Só que, quando o serviço acaba, todo mundo relaxa e se ajuda. Depois que a
gente fechava o restaurante, lá pelas 2 da manhã, eu levava o Claude e o resto
do pessoal pra dançar forró. Fui que ensinei ele a dar os primeiros passos.
Hoje até que ele dança bem.
[trilha sonora]
Claude: O Batista virou meu intérprete. O
restaurante tinha muita rotatividade e a maioria dos funcionários era de origem
nordestina. Eles diziam que não entendiam absolutamente nada do que eu falava,
porque naquela época eu tinha muito sotaque, não é?. Hoje eu quase não tenho,
não é?
Eles perguntavam o que eu tinha falado e o Batista, malandro, às vezes
inventava.
O Batista sempre me acompanhou nos
eventos que faço por todo o Brasil. Um dos primeiros foi um casamento em
Vitória, no Espírito Santo. Quando a gente chegou na cidade, de manhã, foi
direto pra casa do cliente. A gente só foi pro hotel lá pelas 2 da madrugada,
depois do evento. Quando abri a porta do quarto... surpresa! Só tinha uma cama
de solteiro e nenhuma outra vaga no hotel. Tava um frio de cão e não tinha como
um de nós dormir no chão, impossível. O jeito foi dividir a cama com Batista:
um, obviamente, com os pés para um lado e o outro, claro, na posição contrária.

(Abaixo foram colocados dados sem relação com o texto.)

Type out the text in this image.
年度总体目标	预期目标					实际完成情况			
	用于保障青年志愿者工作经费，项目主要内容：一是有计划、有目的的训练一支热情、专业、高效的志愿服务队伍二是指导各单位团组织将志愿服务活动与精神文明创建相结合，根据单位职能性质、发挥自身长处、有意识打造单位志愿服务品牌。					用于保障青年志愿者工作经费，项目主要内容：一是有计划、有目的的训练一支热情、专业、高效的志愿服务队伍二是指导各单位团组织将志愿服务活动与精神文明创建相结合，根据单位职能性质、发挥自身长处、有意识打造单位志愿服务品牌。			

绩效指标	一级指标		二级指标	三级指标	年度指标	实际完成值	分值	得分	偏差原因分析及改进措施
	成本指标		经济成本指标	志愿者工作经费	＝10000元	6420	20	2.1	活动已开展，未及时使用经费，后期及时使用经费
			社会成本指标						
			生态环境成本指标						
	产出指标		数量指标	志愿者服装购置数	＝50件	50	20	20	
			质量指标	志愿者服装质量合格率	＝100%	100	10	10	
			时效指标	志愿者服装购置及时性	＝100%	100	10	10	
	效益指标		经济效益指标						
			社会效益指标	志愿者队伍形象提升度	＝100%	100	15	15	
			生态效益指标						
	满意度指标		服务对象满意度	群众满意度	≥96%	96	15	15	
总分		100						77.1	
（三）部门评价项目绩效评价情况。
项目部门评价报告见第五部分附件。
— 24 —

Foi a nossa primeira noite juntos.
Batista: Eu me casei, tive três filhos e me
separei. E fui morar num apartamento em Botafogo. Mas aquele bairro não é pra
mim. Eu gosto mesmo é da Rocinha, aonde eu moro até hoje com a minha atual
mulher e meu filho Bernardo de 5 anos.
A Rocinha parece uma cidade à parte do Rio de Janeiro. Tem tudo e todo mundo me
conhece. Eu gosto de chegar do trabalho, bater um papo e tomar uma cervejinha
com os meus amigos.
[trilha sonora]
Claude:
Eu tinha total
confiança no Batista e por isso deixei o Olympe nas mãos dele quando tive uma
proposta de abri um restaurante em Nova York chamado CT, a minhas iniciais: CT.
Nos Estados Unidos, eu conheci o canal de TV Food Network, que só passava
gastronomia. Quando eu voltei ao Brasil, fiquei pensando por que não tinha mais
programas de culinária por aqui. O que existia na época era o programa da
Ofélia, da Palmirinha, Ana Maria Braga e o Olivier Anquier tava começando.
Um dia, a Marluce Dias da Silva, que era
superintendente executiva da Globo, foi comemorar o aniversário de casamento no
Olympe. Eu, na maior cara de pau, eu perguntei pra ela por que não tinha
gastronomia na televisão brasileira. Ela olhou para mim sem rodeios e disse:
“Porque? Você quer tentar?” Eu respondi assim na hora: “Quero, sim!” e ganhei
um quadro num programa que já existia na GNT. Foi um sucesso, tá? Não sei se
pelo meu sotaque ou por outras razões.
Um tempo depois, eu ganhei um novo programa com Renato Machado, o Menu
Confiança. Foi aí que o Brasil conheceu o Batista.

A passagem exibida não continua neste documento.